Hamburgs Bürgerschaft entscheidet über umstrittenes Beamten-Schutzgesetz
Mahmut UllmannHamburgs Bürgerschaft entscheidet über umstrittenes Beamten-Schutzgesetz
Hamburger Bürgerschaft stimmt am 17. Juni über „Gesetz zum Schutz des öffentlichen Dienstes vor verfassungsfeindlichen Einflüssen“ ab
Am 17. Juni wird die Hamburger Bürgerschaft über das „Gesetz zum Schutz des öffentlichen Dienstes vor verfassungsfeindlichen Einflüssen“ abstimmen. Der Gesetzentwurf wird von der regierenden Koalition aus SPD und Grünen sowie der oppositionellen CDU nachdrücklich unterstützt, sodass seine Verabschiedung als wahrscheinlich gilt. Gegner haben jedoch bereits mit der Mobilisierung gegen das Vorhaben begonnen.

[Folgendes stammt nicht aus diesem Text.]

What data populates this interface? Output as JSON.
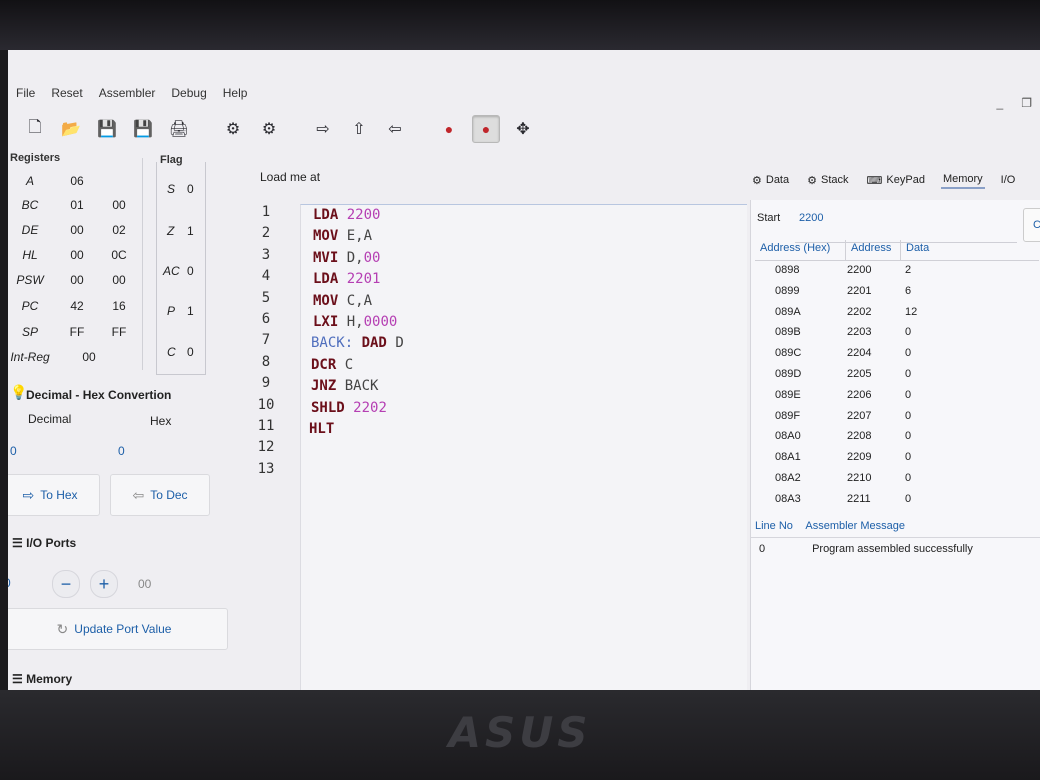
{
  "menu": [
    "File",
    "Reset",
    "Assembler",
    "Debug",
    "Help"
  ],
  "window": {
    "minimize_glyph": "_",
    "restore_glyph": "❐"
  },
  "toolbar": [
    {
      "icon": "new-file-icon",
      "glyph": "🗋"
    },
    {
      "icon": "open-folder-icon",
      "glyph": "📂"
    },
    {
      "icon": "save-icon",
      "glyph": "💾"
    },
    {
      "icon": "save-as-icon",
      "glyph": "💾"
    },
    {
      "icon": "print-icon",
      "glyph": "🖨"
    },
    {
      "icon": "assemble-icon",
      "glyph": "⚙"
    },
    {
      "icon": "run-icon",
      "glyph": "⚙"
    },
    {
      "icon": "step-forward-icon",
      "glyph": "⇨"
    },
    {
      "icon": "step-over-icon",
      "glyph": "⇧"
    },
    {
      "icon": "step-back-icon",
      "glyph": "⇦"
    },
    {
      "icon": "breakpoint-icon",
      "glyph": "●"
    },
    {
      "icon": "record-icon",
      "glyph": "●"
    },
    {
      "icon": "fullscreen-icon",
      "glyph": "✥"
    }
  ],
  "registers": {
    "title": "Registers",
    "rows": [
      {
        "name": "A",
        "v1": "06",
        "v2": ""
      },
      {
        "name": "BC",
        "v1": "01",
        "v2": "00"
      },
      {
        "name": "DE",
        "v1": "00",
        "v2": "02"
      },
      {
        "name": "HL",
        "v1": "00",
        "v2": "0C"
      },
      {
        "name": "PSW",
        "v1": "00",
        "v2": "00"
      },
      {
        "name": "PC",
        "v1": "42",
        "v2": "16"
      },
      {
        "name": "SP",
        "v1": "FF",
        "v2": "FF"
      },
      {
        "name": "Int-Reg",
        "v1": "00",
        "v2": ""
      }
    ]
  },
  "flags": {
    "title": "Flag",
    "rows": [
      {
        "name": "S",
        "value": "0"
      },
      {
        "name": "Z",
        "value": "1"
      },
      {
        "name": "AC",
        "value": "0"
      },
      {
        "name": "P",
        "value": "1"
      },
      {
        "name": "C",
        "value": "0"
      }
    ]
  },
  "conversion": {
    "title": "Decimal - Hex Convertion",
    "decimal_label": "Decimal",
    "hex_label": "Hex",
    "decimal_value": "0",
    "hex_value": "0",
    "to_hex": "To Hex",
    "to_dec": "To Dec"
  },
  "io": {
    "title": "I/O Ports",
    "port": "0",
    "value": "00",
    "minus": "−",
    "plus": "+",
    "update": "Update Port Value"
  },
  "memory_footer": "Memory",
  "editor": {
    "load_label": "Load me at",
    "line_numbers": [
      "1",
      "2",
      "3",
      "4",
      "5",
      "6",
      "7",
      "8",
      "9",
      "10",
      "11",
      "12",
      "13"
    ],
    "lines": [
      {
        "label": "",
        "kw": "LDA",
        "sep": " ",
        "ops": "",
        "num": "2200"
      },
      {
        "label": "",
        "kw": "MOV",
        "sep": " ",
        "ops": "E,A",
        "num": ""
      },
      {
        "label": "",
        "kw": "MVI",
        "sep": " ",
        "ops": "D,",
        "num": "00"
      },
      {
        "label": "",
        "kw": "LDA",
        "sep": " ",
        "ops": "",
        "num": "2201"
      },
      {
        "label": "",
        "kw": "MOV",
        "sep": " ",
        "ops": "C,A",
        "num": ""
      },
      {
        "label": "",
        "kw": "LXI",
        "sep": " ",
        "ops": "H,",
        "num": "0000"
      },
      {
        "label": "BACK: ",
        "kw": "DAD",
        "sep": " ",
        "ops": "D",
        "num": ""
      },
      {
        "label": "",
        "kw": "DCR",
        "sep": " ",
        "ops": "C",
        "num": ""
      },
      {
        "label": "",
        "kw": "JNZ",
        "sep": " ",
        "ops": "BACK",
        "num": ""
      },
      {
        "label": "",
        "kw": "SHLD",
        "sep": " ",
        "ops": "",
        "num": "2202"
      },
      {
        "label": "",
        "kw": "HLT",
        "sep": "",
        "ops": "",
        "num": ""
      }
    ]
  },
  "tabs": [
    {
      "icon": "data-icon",
      "label": "Data"
    },
    {
      "icon": "stack-icon",
      "label": "Stack"
    },
    {
      "icon": "keypad-icon",
      "label": "KeyPad"
    },
    {
      "icon": "",
      "label": "Memory"
    },
    {
      "icon": "",
      "label": "I/O"
    }
  ],
  "memory": {
    "start_label": "Start",
    "start_value": "2200",
    "columns": [
      "Address (Hex)",
      "Address",
      "Data"
    ],
    "rows": [
      [
        "0898",
        "2200",
        "2"
      ],
      [
        "0899",
        "2201",
        "6"
      ],
      [
        "089A",
        "2202",
        "12"
      ],
      [
        "089B",
        "2203",
        "0"
      ],
      [
        "089C",
        "2204",
        "0"
      ],
      [
        "089D",
        "2205",
        "0"
      ],
      [
        "089E",
        "2206",
        "0"
      ],
      [
        "089F",
        "2207",
        "0"
      ],
      [
        "08A0",
        "2208",
        "0"
      ],
      [
        "08A1",
        "2209",
        "0"
      ],
      [
        "08A2",
        "2210",
        "0"
      ],
      [
        "08A3",
        "2211",
        "0"
      ]
    ]
  },
  "messages": {
    "columns": [
      "Line No",
      "Assembler Message"
    ],
    "rows": [
      [
        "0",
        "Program assembled successfully"
      ]
    ]
  },
  "logo_text": "ASUS"
}
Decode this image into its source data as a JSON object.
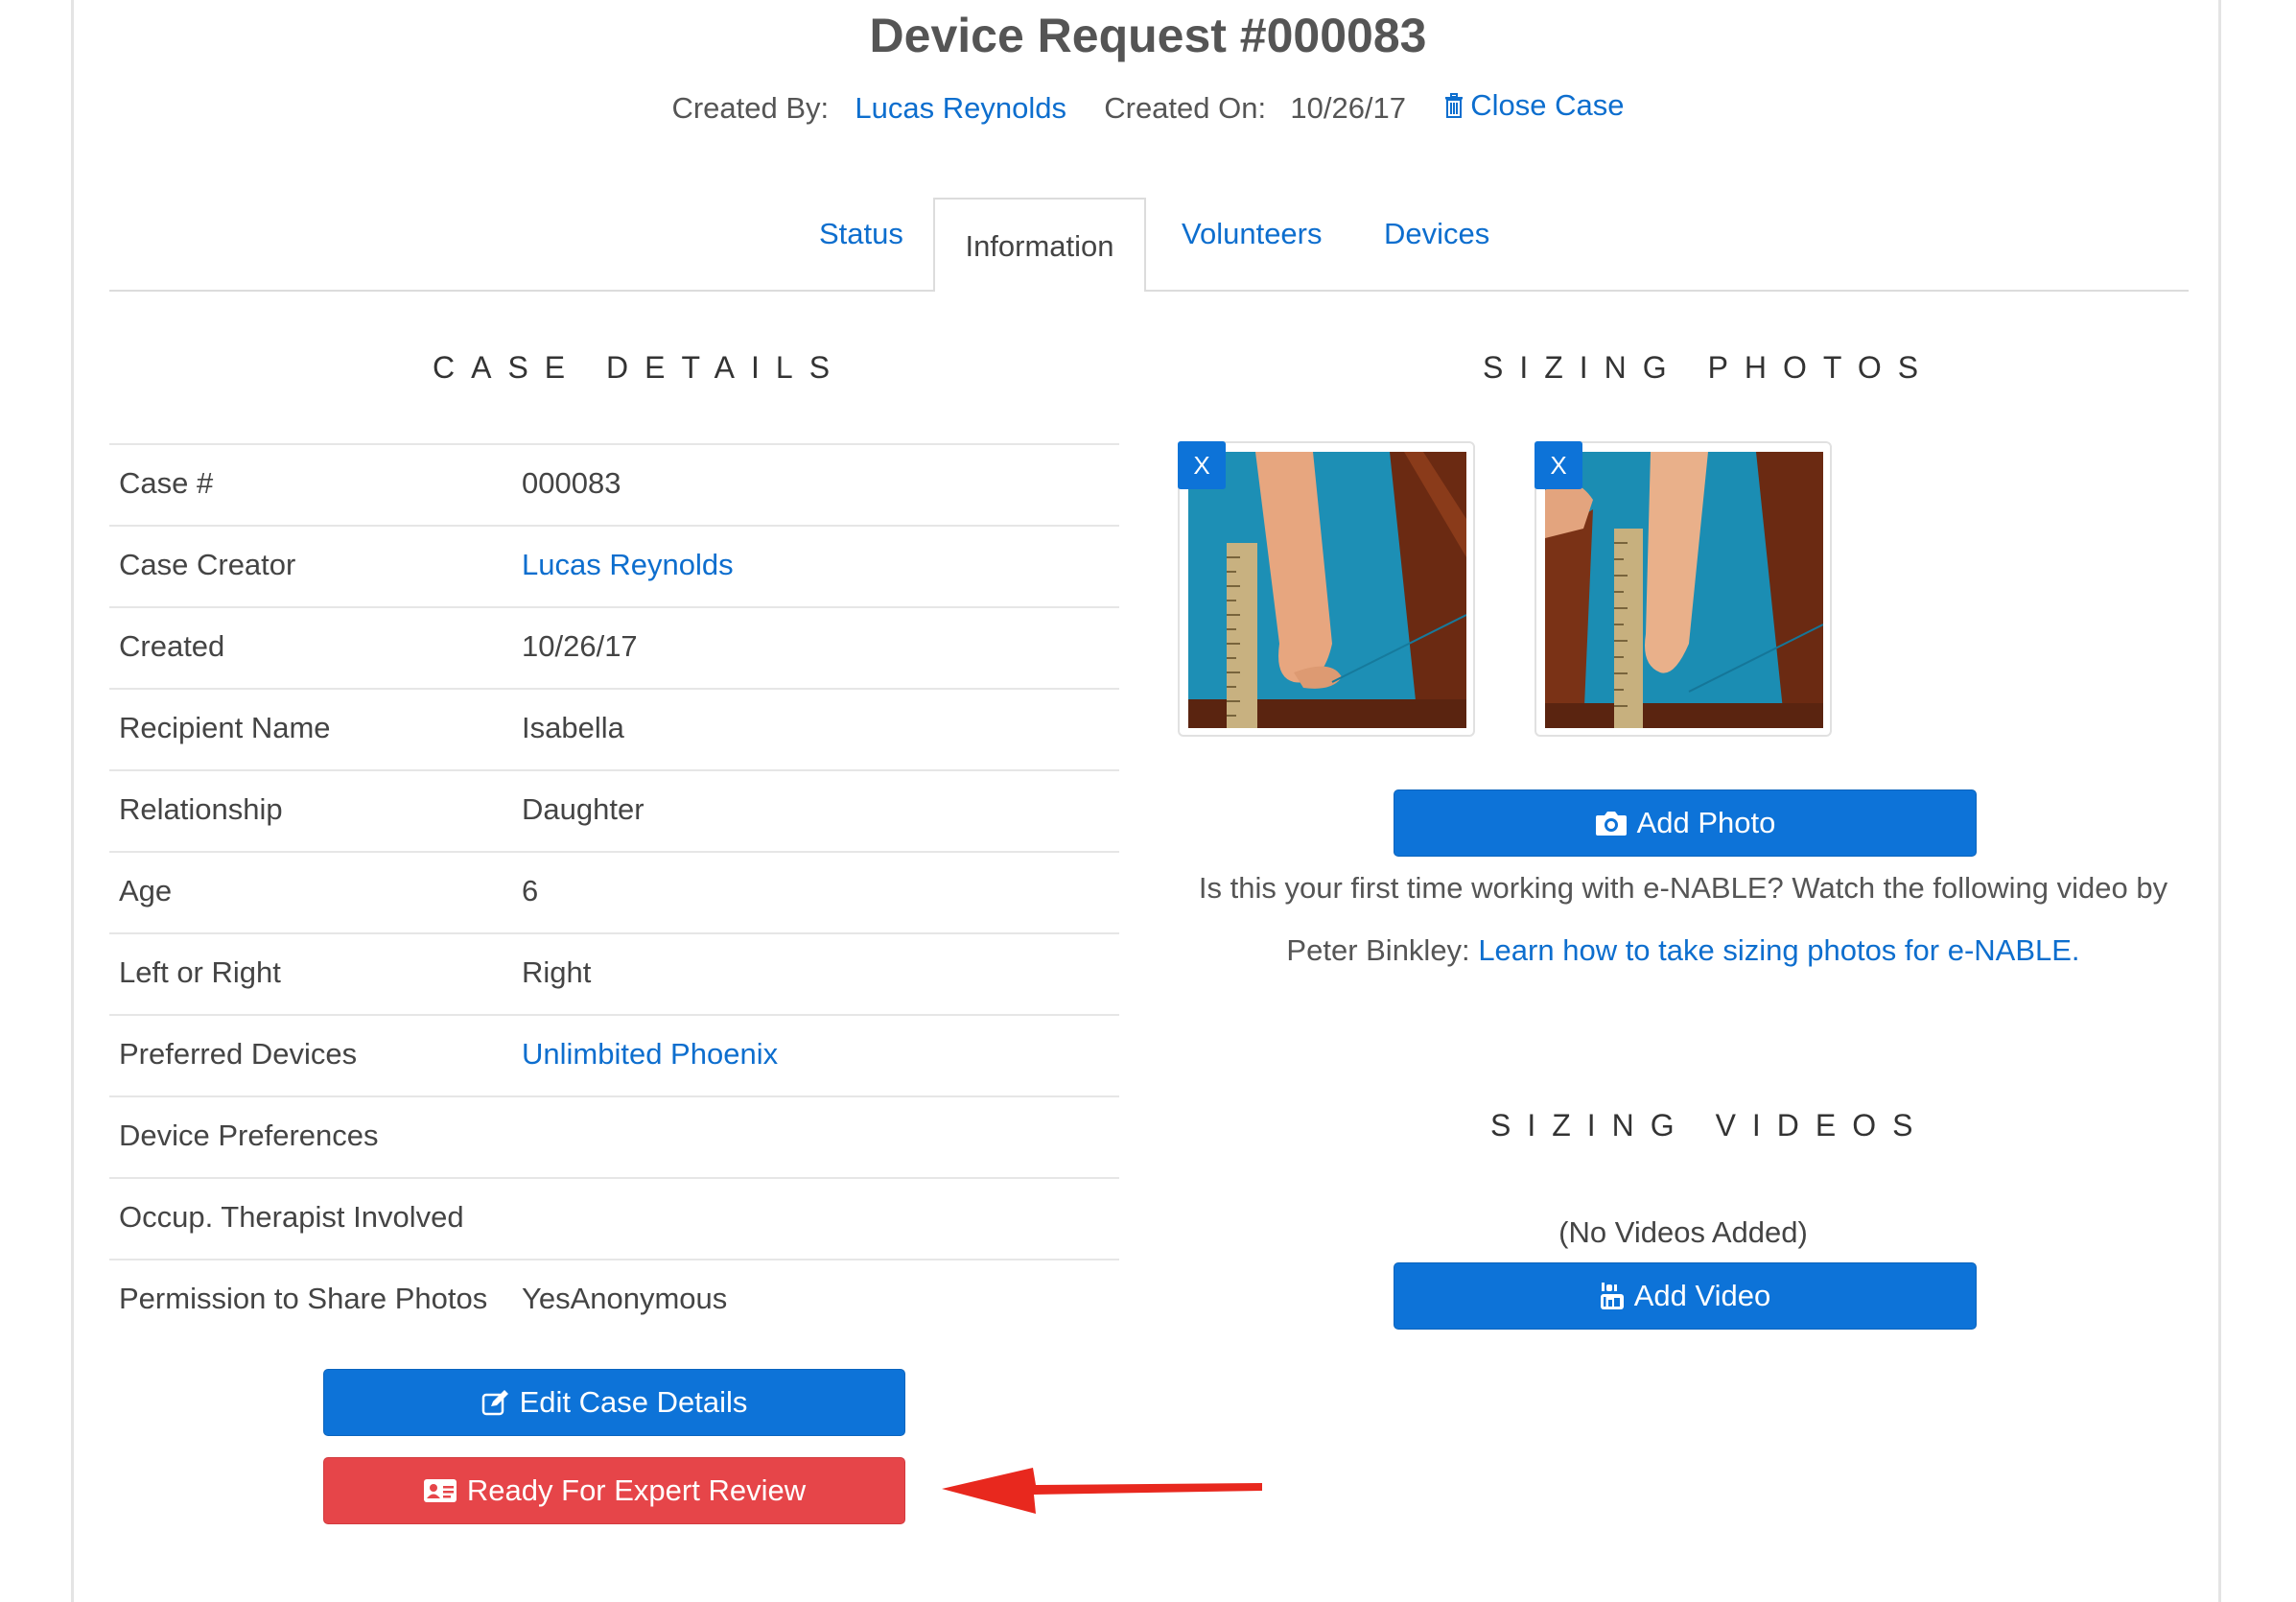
{
  "header": {
    "title": "Device Request #000083",
    "created_by_label": "Created By:",
    "created_by_name": "Lucas Reynolds",
    "created_on_label": "Created On:",
    "created_on_value": "10/26/17",
    "close_case": "Close Case"
  },
  "tabs": [
    {
      "label": "Status",
      "active": false
    },
    {
      "label": "Information",
      "active": true
    },
    {
      "label": "Volunteers",
      "active": false
    },
    {
      "label": "Devices",
      "active": false
    }
  ],
  "case_details": {
    "title": "CASE DETAILS",
    "rows": [
      {
        "label": "Case #",
        "value": "000083"
      },
      {
        "label": "Case Creator",
        "value": "Lucas Reynolds"
      },
      {
        "label": "Created",
        "value": "10/26/17"
      },
      {
        "label": "Recipient Name",
        "value": "Isabella"
      },
      {
        "label": "Relationship",
        "value": "Daughter"
      },
      {
        "label": "Age",
        "value": "6"
      },
      {
        "label": "Left or Right",
        "value": "Right"
      },
      {
        "label": "Preferred Devices",
        "value": "Unlimbited Phoenix"
      },
      {
        "label": "Device Preferences",
        "value": ""
      },
      {
        "label": "Occup. Therapist Involved",
        "value": ""
      },
      {
        "label": "Permission to Share Photos",
        "value": "YesAnonymous"
      }
    ],
    "edit_button": "Edit Case Details",
    "review_button": "Ready For Expert Review"
  },
  "sizing_photos": {
    "title": "SIZING PHOTOS",
    "remove_label": "X",
    "add_button": "Add Photo",
    "help_line1": "Is this your first time working with e-NABLE? Watch the following video by",
    "help_line2_prefix": "Peter Binkley:",
    "help_link": "Learn how to take sizing photos for e-NABLE."
  },
  "sizing_videos": {
    "title": "SIZING VIDEOS",
    "empty_text": "(No Videos Added)",
    "add_button": "Add Video"
  },
  "colors": {
    "link": "#0d6ece",
    "primary_button": "#0d73d8",
    "danger_button": "#e64549",
    "annotation_arrow": "#e8281e"
  },
  "icons": {
    "close_case": "trash-icon",
    "edit": "edit-icon",
    "review": "id-card-icon",
    "add_photo": "camera-icon",
    "add_video": "youtube-icon"
  }
}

Die Koalition plant, am Tag der Abstimmung einen Änderungsantrag mit geringfügigen Formulierungsanpassungen einzubringen. Die bedeutendste Änderung betrifft die Meldepflicht des Verfassungsschutzes: Künftig sollen nicht mehr nur „tatbestandliche Anhaltspunkte für Bedenken“, sondern bereits „Erkenntnisse, die relevant sein könnten“, bei Einstellungsverfahren berücksichtigt werden. Der Zeitplan für das Gesetz wurde auf Juni vorgezogen, um eine ausreichende Mehrheit ohne Abweichler zu sichern.
Die Linke kündigte an, eine namentliche Abstimmung zu beantragen, da sie in dem Gesetz eine schwere Gefahr für Grundrechte sieht. Die Linken-Abgeordnete Deniz Celik bezeichnete die Vorlage als „historische Entscheidung“ und betonte die Notwendigkeit von Transparenz darüber, wie jede Abgeordnete und jeder Abgeordnete abstimmt. Unterdessen verurteilten die Jusos und die Grüne Jugend das Gesetz in einer gemeinsamen Erklärung und werden auf einer Pressekonferenz ihren Widerstand artikulieren.
Auch das „Bündnis gegen Berufsverbote“, die Gewerkschaft Verdi und die Gewerkschaft Erziehung und Wissenschaft (GEW) organisieren eine Demonstration gegen das Vorhaben. Das Gesetz enthält eine Sunset-Klausel und tritt automatisch am 31. Juli 2031 außer Kraft.
Mit breiter parteiübergreifender Unterstützung dürfte der Entwurf verabschiedet werden. Die ausgeweiteten Meldepflichten für den Verfassungsschutz gelten dann bis zum Ablaufdatum 2031. Mit Annäherung an den Abstimmungstermin sind verstärkte Proteste und Forderungen nach Rechenschaft vonseiten der Kritiker zu erwarten.